Another day, another (modestly) disappointing economic report. This time it's the labor market. Initial jobless claims unexpectedly increased 10,000 last week to a seasonally adjusted 293,000, the Labor Department reports. That's still low by historical standards, but economists were looking for a modest decline. Instead, new filings for unemployment benefits rose for the week through Jan. 16 to the highest level since last July. The good news: claims are still falling on a year-over-year basis. Unfortunately, the annual decline continues to wither; the latest decrease-down 2.7% vs. the year-ago figure-is the smallest since early December.
Let's be clear: jobless claims are still nowhere near the point of signaling trouble for the US economy. Unfortunately, there are cautionary signs in other corners of the economy - see today's monthly business-cycle profile. But for the moment, the claims trend - a crucial leading indicator - is still signaling growth. If and when we see claims consistently rising on a year-over-year basis we'll have a genuinely dark reading for this data.

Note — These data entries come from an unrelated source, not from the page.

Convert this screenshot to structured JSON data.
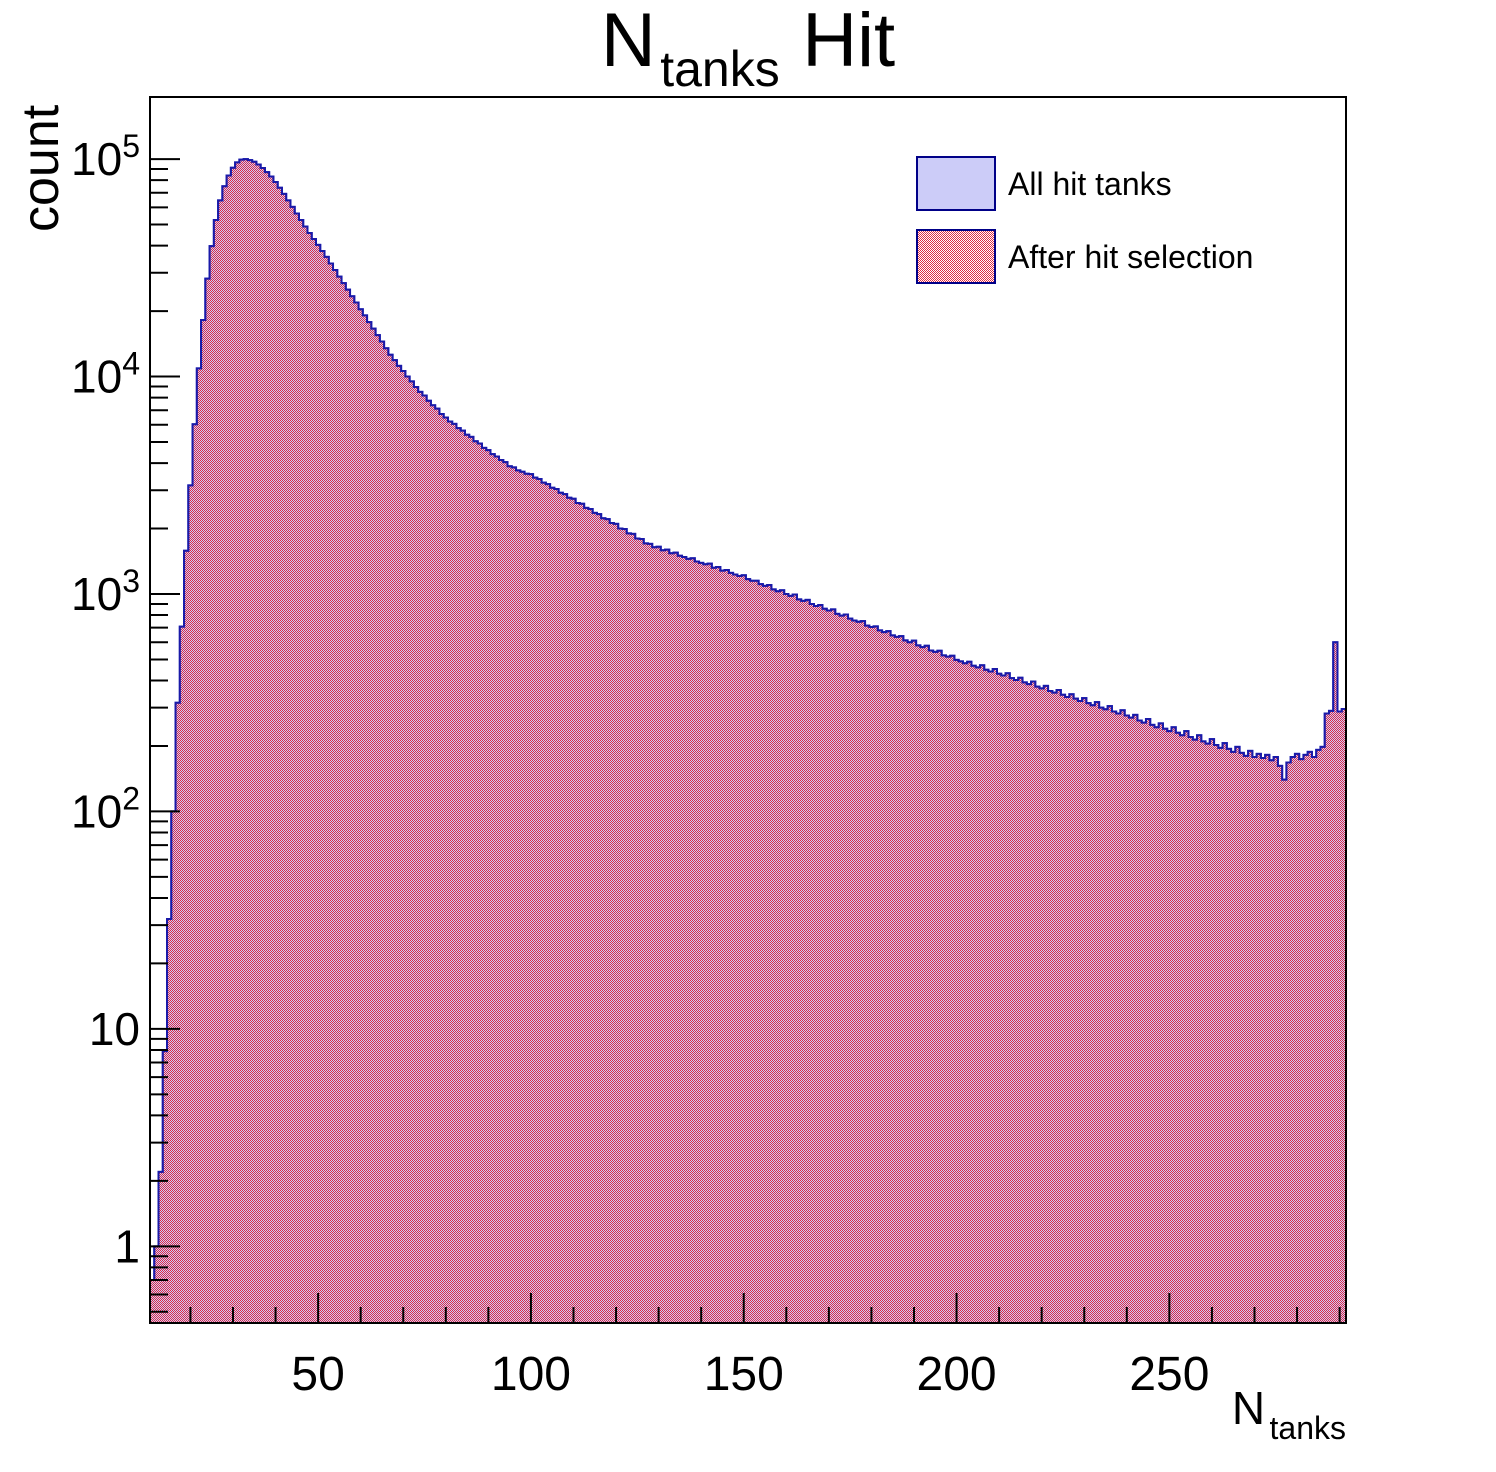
{
  "title": {
    "main": "N",
    "sub": "tanks",
    "rest": "Hit"
  },
  "y_axis": {
    "label": "count",
    "scale": "log",
    "decade_labels": [
      {
        "v": 100000,
        "base": "10",
        "exp": "5"
      },
      {
        "v": 10000,
        "base": "10",
        "exp": "4"
      },
      {
        "v": 1000,
        "base": "10",
        "exp": "3"
      },
      {
        "v": 100,
        "base": "10",
        "exp": "2"
      },
      {
        "v": 10,
        "base": "10",
        "exp": ""
      },
      {
        "v": 1,
        "base": "1",
        "exp": ""
      }
    ]
  },
  "x_axis": {
    "label_main": "N",
    "label_sub": "tanks",
    "major_ticks": [
      50,
      100,
      150,
      200,
      250
    ],
    "minor_tick_step": 10
  },
  "legend": {
    "items": [
      {
        "label": "All hit tanks",
        "swatch": "solid-lavender"
      },
      {
        "label": "After hit selection",
        "swatch": "red-checker-hatch"
      }
    ]
  },
  "colors": {
    "all_fill": "#ccccf8",
    "all_stroke": "#2233cc",
    "after_hatch_red": "#df2b43",
    "after_stroke": "#1a1aa8",
    "legend_border": "#000088",
    "axis": "#000000"
  },
  "chart_data": {
    "type": "bar",
    "subtype": "step-histogram-log-y",
    "title": "N_tanks Hit",
    "xlabel": "N_tanks",
    "ylabel": "count",
    "x_range": [
      10.5,
      291.5
    ],
    "y_range": [
      0.444,
      193000
    ],
    "y_scale": "log",
    "bin_start": 11,
    "bin_width": 1,
    "series": [
      {
        "name": "All hit tanks",
        "values": [
          0.7,
          1,
          2.2,
          7.9,
          32,
          100,
          316,
          708,
          1580,
          3160,
          6030,
          10900,
          18200,
          28200,
          39800,
          52500,
          64600,
          75000,
          84100,
          91200,
          96600,
          99500,
          100000,
          98900,
          97200,
          94500,
          91000,
          87100,
          83200,
          78500,
          73800,
          69200,
          64600,
          60300,
          56200,
          52500,
          49000,
          45700,
          42900,
          40300,
          37800,
          35500,
          33100,
          30900,
          28800,
          26900,
          25100,
          23400,
          21900,
          20400,
          19100,
          17800,
          16600,
          15500,
          14500,
          13500,
          12600,
          11900,
          11200,
          10600,
          10000,
          9500,
          8950,
          8500,
          8180,
          7740,
          7380,
          7120,
          6730,
          6480,
          6210,
          6060,
          5790,
          5640,
          5400,
          5280,
          5040,
          4920,
          4700,
          4590,
          4400,
          4290,
          4130,
          4040,
          3870,
          3820,
          3700,
          3650,
          3570,
          3560,
          3430,
          3380,
          3250,
          3200,
          3080,
          3040,
          2920,
          2880,
          2770,
          2740,
          2620,
          2600,
          2490,
          2460,
          2360,
          2330,
          2230,
          2210,
          2120,
          2100,
          2000,
          1990,
          1900,
          1890,
          1800,
          1790,
          1710,
          1700,
          1640,
          1650,
          1590,
          1600,
          1540,
          1550,
          1500,
          1480,
          1450,
          1460,
          1410,
          1390,
          1370,
          1380,
          1320,
          1330,
          1280,
          1290,
          1250,
          1230,
          1210,
          1220,
          1170,
          1150,
          1150,
          1110,
          1090,
          1100,
          1050,
          1030,
          1040,
          1000,
          980,
          995,
          945,
          930,
          940,
          900,
          880,
          890,
          855,
          840,
          850,
          810,
          795,
          805,
          770,
          755,
          745,
          750,
          715,
          705,
          710,
          680,
          668,
          675,
          645,
          635,
          640,
          612,
          600,
          610,
          580,
          570,
          578,
          550,
          542,
          548,
          522,
          515,
          520,
          498,
          490,
          480,
          488,
          468,
          460,
          470,
          448,
          440,
          452,
          430,
          422,
          432,
          410,
          402,
          412,
          392,
          385,
          396,
          375,
          368,
          378,
          358,
          352,
          362,
          344,
          336,
          346,
          330,
          322,
          332,
          315,
          308,
          318,
          300,
          295,
          305,
          288,
          282,
          292,
          276,
          270,
          278,
          262,
          256,
          266,
          250,
          244,
          254,
          240,
          234,
          244,
          230,
          224,
          234,
          220,
          214,
          224,
          210,
          205,
          215,
          202,
          196,
          206,
          194,
          188,
          198,
          186,
          180,
          190,
          178,
          184,
          176,
          182,
          172,
          178,
          162,
          140,
          168,
          178,
          184,
          174,
          182,
          188,
          178,
          192,
          198,
          282,
          290,
          600,
          288,
          296
        ]
      },
      {
        "name": "After hit selection",
        "values_ref": 0,
        "note": "visually identical to 'All hit tanks' within pixel resolution"
      }
    ]
  }
}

Meantime, claims appear to be telling us that the big improvements in the labor market have passed. Surprising? Not really. Payrolls have been rising since early 2010. The six-year upswing isn't particularly old by historical standards. But there are clouds gathering on the business-cycle horizon, albeit clouds that collectively still fall short of a clear sign that the economy has slipped off the edge.
Market sentiment, on the other hand, has deteriorated sharply so far this month. If stocks were a flawless leading indicator, the economy's goose would be cooked. But Mr. Market suffers pessimism for a variety of reasons, and not all of them are directly linked with economic risk and recessions. And sometimes Mr. Market's hissy fits are all about, well, nothing. Market volatility can be related to higher risk in the real economy, but not always-the stock market crash in 1987 being the most conspicuous example.
Still, it's hard to ignore the shifting tide in macro signals lately. And the longer the stock market trends lower, the higher the potential for the negative wealth effect to take a bite out of macro.
In fact, there's already weakness in the real economy. Yesterday's update (Jan. 20) of the Atlanta Fed's GDPNow model sees US economic growth of only 0.7% for last year's fourth quarter, roughly a third of Q3's pace. That's more or less stall speed. We've been here before, of course, and with encouraging results. For instance,, the economy reaccelerated in 2015's Q2 after Q1's sharp slowdown.
Will history repeat? Will the current slow patch give way to firmer growth at some point in 2016? It's too early to rule out that possibility. Indeed, there's still no high-confidence evidence that the economy has slipped into an NBER-defined recession-based on the data in hand at the moment. The problem is that the data has been moving in the wrong direction lately, albeit modestly. Today's update on claims is merely the latest instance.
The $64,000 question now: How will the January payrolls report compare? The answer arrives early next month (Feb. 4). Meantime, there's a bit more wobble in the economic data-and a lot more volatility in the financial and commodity markets.
In short, the jury's still out, but there's less confidence at the moment about the outcome of the verdict.
As for today's numbers, Greg Daco, head of US macro at Oxford Economics, isn't worried. "Overall, I wouldn't be too concerned," he tells Bloomberg. "As long as the trend continues to be gradual, it's not excessively worrying. We are going to see more moderate job growth as the labor market continues to tighten."
A reasonable forecast? The closest thing to an answer in the near term arrives on Feb. 4 via the Labor Department.